2. Nucleação de escolas com a garantia de um transporte escolar adequado
Com escassez de recursos, otimizar o acompanhamento pedagógico e a estrutura das escolas é fundamental. A existência de escolas pequenas com pouca estrutura parece dificultar o acompanhamento da secretaria e serem custosas do ponto de vista de investimento por aluno. Redes de educação do interior do país têm investido na nucleação de escolas. A nucleação consiste em fechar escolas pequenas e garantir escolas maiores com uma infraestrutura mais adequada para as aulas. Isso, obviamente, exige um bom transporte escolar para os alunos. As experiências mostram que a nucleação otimiza o investimento financeiro e de tempo no acompanhamento pedagógico, o que permite a rede ter mais recursos para poder investir na ampliação da jornada escolar.

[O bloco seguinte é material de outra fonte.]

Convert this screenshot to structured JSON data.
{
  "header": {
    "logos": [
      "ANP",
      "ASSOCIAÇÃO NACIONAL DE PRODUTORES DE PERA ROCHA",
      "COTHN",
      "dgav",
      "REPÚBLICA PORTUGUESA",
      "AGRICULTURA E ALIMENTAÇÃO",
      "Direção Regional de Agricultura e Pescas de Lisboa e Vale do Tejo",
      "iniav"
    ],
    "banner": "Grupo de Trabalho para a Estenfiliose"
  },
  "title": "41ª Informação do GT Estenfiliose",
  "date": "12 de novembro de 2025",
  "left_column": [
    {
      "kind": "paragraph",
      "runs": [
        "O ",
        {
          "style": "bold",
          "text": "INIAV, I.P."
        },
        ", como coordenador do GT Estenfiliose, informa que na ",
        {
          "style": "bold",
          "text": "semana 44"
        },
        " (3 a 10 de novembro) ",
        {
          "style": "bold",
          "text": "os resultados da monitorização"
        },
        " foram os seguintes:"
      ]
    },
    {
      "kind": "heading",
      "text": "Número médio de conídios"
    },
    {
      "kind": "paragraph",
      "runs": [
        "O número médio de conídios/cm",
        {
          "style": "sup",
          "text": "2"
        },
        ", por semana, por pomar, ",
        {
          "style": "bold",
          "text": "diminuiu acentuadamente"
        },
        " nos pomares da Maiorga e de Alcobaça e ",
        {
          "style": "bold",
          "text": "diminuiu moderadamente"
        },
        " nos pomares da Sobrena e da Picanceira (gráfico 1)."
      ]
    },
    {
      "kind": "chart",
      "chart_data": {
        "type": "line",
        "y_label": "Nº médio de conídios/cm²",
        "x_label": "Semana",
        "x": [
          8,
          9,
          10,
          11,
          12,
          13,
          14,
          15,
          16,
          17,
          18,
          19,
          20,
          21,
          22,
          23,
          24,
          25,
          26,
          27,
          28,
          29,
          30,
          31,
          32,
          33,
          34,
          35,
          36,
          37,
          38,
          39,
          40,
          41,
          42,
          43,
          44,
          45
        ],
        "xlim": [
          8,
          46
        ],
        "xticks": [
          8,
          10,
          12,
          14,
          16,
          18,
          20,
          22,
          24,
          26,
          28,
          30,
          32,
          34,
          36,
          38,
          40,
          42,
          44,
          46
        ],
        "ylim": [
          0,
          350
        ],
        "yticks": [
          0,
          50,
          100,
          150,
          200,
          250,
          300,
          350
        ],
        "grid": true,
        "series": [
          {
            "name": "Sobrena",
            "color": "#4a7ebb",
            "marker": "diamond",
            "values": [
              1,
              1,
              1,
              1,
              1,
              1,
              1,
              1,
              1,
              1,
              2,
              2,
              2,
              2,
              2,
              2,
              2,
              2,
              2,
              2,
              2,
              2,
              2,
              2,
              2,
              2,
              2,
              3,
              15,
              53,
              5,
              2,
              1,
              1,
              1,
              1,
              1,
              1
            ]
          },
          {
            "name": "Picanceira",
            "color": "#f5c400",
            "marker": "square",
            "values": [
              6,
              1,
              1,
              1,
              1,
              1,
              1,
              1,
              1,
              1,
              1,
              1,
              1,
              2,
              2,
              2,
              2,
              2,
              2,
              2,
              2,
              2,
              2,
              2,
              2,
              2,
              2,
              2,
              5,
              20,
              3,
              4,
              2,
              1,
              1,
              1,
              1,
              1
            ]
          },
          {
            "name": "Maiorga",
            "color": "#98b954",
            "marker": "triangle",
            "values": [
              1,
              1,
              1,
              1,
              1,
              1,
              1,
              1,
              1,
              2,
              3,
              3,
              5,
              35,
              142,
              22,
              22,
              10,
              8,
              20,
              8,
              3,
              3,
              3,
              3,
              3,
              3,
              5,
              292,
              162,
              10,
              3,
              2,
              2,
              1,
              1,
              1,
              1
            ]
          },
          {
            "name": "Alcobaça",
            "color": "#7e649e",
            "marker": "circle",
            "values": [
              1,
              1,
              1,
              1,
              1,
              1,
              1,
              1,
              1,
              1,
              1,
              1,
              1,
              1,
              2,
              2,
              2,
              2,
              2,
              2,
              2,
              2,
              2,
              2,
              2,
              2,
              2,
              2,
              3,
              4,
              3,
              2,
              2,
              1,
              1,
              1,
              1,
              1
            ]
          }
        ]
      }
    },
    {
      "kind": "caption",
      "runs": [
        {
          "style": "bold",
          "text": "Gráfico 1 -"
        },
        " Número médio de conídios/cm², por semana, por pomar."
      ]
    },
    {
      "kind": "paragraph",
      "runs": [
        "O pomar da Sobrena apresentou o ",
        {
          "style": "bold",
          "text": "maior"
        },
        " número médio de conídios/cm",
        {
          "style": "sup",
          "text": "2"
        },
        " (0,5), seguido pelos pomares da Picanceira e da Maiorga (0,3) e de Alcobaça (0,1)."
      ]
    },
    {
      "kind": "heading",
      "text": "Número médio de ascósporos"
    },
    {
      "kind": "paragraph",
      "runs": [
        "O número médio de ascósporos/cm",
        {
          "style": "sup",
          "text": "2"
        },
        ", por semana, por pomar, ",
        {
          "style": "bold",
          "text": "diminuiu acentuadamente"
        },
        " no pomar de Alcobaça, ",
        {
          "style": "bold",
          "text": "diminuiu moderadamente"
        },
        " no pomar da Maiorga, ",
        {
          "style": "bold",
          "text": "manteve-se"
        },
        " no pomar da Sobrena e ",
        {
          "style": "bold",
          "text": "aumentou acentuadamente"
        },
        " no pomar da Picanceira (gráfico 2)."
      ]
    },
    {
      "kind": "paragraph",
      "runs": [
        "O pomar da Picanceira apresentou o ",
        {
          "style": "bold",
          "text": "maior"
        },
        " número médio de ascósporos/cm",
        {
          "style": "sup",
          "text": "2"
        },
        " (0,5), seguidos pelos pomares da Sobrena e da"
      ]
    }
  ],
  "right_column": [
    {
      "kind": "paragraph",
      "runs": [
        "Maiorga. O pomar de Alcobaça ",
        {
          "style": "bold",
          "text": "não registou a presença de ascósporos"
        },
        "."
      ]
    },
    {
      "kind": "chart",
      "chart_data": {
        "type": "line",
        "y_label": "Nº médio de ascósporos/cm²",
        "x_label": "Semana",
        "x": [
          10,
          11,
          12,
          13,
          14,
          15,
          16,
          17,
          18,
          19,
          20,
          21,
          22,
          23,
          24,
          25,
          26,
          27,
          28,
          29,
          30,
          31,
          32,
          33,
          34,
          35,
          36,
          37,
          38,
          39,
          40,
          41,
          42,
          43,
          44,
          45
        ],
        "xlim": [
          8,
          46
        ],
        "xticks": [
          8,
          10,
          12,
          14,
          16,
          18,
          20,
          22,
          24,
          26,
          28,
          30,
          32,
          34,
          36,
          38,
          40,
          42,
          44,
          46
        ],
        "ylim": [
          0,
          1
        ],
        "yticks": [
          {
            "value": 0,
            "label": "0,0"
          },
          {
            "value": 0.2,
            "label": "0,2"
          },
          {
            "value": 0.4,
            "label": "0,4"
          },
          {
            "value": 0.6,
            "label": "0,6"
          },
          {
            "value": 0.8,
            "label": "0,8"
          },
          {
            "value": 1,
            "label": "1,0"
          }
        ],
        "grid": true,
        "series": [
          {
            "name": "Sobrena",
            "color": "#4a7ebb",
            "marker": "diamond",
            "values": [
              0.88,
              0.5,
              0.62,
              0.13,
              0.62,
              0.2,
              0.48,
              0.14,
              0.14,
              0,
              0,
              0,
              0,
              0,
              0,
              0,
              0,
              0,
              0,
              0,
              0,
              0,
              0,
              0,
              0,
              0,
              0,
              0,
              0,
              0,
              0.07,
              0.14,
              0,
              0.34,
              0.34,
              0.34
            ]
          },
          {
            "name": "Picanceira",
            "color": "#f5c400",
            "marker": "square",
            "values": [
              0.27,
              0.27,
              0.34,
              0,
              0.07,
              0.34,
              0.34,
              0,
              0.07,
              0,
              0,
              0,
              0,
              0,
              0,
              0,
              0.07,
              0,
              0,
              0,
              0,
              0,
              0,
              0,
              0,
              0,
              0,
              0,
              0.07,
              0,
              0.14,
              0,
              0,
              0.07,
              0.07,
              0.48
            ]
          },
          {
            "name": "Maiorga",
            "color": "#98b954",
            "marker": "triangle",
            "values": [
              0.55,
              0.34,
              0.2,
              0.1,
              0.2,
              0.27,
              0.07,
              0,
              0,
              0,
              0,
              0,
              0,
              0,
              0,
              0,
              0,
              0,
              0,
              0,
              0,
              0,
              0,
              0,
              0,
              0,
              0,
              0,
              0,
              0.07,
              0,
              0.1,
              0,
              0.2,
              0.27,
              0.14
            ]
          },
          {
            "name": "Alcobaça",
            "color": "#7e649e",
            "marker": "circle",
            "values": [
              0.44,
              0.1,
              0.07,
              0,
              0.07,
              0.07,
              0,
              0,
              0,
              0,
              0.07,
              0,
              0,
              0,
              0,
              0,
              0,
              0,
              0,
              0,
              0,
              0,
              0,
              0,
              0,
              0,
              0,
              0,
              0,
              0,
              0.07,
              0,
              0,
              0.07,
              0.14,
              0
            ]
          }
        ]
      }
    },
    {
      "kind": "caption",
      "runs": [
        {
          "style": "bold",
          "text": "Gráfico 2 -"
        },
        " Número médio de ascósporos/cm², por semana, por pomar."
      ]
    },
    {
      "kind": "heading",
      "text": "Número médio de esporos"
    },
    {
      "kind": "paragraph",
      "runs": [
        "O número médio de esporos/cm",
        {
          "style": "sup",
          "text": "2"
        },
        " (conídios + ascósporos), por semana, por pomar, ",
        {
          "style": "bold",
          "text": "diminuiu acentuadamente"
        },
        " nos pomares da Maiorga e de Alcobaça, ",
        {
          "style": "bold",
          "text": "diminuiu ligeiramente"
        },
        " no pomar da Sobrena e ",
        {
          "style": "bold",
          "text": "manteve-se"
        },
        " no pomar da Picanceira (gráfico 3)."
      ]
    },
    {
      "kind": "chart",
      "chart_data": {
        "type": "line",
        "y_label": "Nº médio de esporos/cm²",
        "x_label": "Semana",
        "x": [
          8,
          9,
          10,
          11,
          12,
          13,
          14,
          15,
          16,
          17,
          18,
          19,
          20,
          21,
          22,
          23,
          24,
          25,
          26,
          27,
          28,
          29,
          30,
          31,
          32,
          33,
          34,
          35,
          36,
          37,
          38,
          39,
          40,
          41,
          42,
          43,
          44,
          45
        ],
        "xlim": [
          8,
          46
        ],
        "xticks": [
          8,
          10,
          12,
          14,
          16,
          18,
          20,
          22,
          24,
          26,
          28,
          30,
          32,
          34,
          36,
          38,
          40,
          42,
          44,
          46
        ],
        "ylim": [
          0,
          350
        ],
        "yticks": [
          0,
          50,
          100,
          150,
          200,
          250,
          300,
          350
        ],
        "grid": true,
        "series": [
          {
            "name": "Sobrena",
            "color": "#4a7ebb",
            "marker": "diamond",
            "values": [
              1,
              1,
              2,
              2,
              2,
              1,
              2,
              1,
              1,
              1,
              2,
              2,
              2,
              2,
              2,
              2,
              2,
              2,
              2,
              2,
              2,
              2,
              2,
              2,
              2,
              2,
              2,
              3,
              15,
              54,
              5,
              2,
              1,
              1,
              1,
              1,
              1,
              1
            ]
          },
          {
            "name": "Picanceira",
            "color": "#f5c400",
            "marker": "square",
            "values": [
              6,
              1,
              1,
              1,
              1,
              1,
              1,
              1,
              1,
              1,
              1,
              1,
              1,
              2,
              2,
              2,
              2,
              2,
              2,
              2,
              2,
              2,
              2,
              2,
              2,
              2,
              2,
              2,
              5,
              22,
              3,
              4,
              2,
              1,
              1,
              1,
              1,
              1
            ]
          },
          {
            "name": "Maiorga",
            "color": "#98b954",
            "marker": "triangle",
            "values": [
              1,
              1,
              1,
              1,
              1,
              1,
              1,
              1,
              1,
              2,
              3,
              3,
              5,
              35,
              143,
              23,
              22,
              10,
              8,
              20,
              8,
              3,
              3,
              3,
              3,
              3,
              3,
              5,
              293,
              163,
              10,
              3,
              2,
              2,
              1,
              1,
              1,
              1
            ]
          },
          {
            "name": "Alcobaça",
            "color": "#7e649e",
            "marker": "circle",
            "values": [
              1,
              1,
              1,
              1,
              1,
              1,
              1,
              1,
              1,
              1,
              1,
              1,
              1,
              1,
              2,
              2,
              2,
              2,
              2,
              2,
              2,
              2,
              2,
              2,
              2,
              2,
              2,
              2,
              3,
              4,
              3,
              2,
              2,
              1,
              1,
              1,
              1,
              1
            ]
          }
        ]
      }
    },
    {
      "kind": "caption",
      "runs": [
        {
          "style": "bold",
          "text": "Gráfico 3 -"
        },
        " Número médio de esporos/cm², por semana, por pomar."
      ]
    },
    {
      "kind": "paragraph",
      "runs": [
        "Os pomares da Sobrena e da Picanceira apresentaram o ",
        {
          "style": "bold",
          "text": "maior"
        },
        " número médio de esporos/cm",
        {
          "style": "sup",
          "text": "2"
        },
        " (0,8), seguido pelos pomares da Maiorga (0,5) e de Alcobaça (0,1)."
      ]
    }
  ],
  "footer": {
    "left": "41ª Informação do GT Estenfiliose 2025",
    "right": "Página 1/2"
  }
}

3. Uso de indicadores como um norte para a gestão
Os resultados da Prova Brasil apontam que muitas escolas aprenderam a trabalhar os descritores da avaliação, garantindo conhecimento e habilidades ligadas a eles. A avaliação dos anos iniciais, por exemplo, já parece muito fácil para algumas escolas, que estão chegando a um indicador de aprendizado padronizado quase máximo. A escola José Wilson Melo Nascimento (Coruripe – AL), por exemplo, obteve um indicador de 9,9, que fez com que chegasse a um Ideb também de 9,9. Muito disso devido ao norte que os descritores deram. Precisamos ter formações e um trabalho das secretarias de educação para que os objetivos de aprendizagem da Base Nacional Comum Curricular (BNCC) representem o mesmo norte.
Embora ainda sejam poucas, o número de escolas públicas com bons resultados no Brasil tem crescido e podemos nos inspirar e aprender com elas. Nesta semana, a gerência regional da Mata do Norte em Pernambuco (que gere várias escolas de Ensino Médio) e a rede municipal de Coruripe, em Alagoas (destaque no Ideb tanto para os anos iniciais como para os anos finais do Ensino Fundamental), me mostraram que secretarias de educação e escolas podem fazer a diferença, mesmo com muitos desafios. Mesmo no Ensino Médio, mesmo em um município com poucos recursos financeiros. Qualquer aluno pode aprender e merece que se acredite em seu aprendizado. Saio de uma semana de viagens mais confiante e realizado de ter conhecido educadores incríveis. Viva a escola pública de qualidade!
*Ernesto Faria é diretor-fundador do Interdisciplinaridade e Evidências no Debate Educacional (Iede) e doutorando em Organização do Ensino, Aprendizagem e Formação de Professores na Universidade de Coimbra.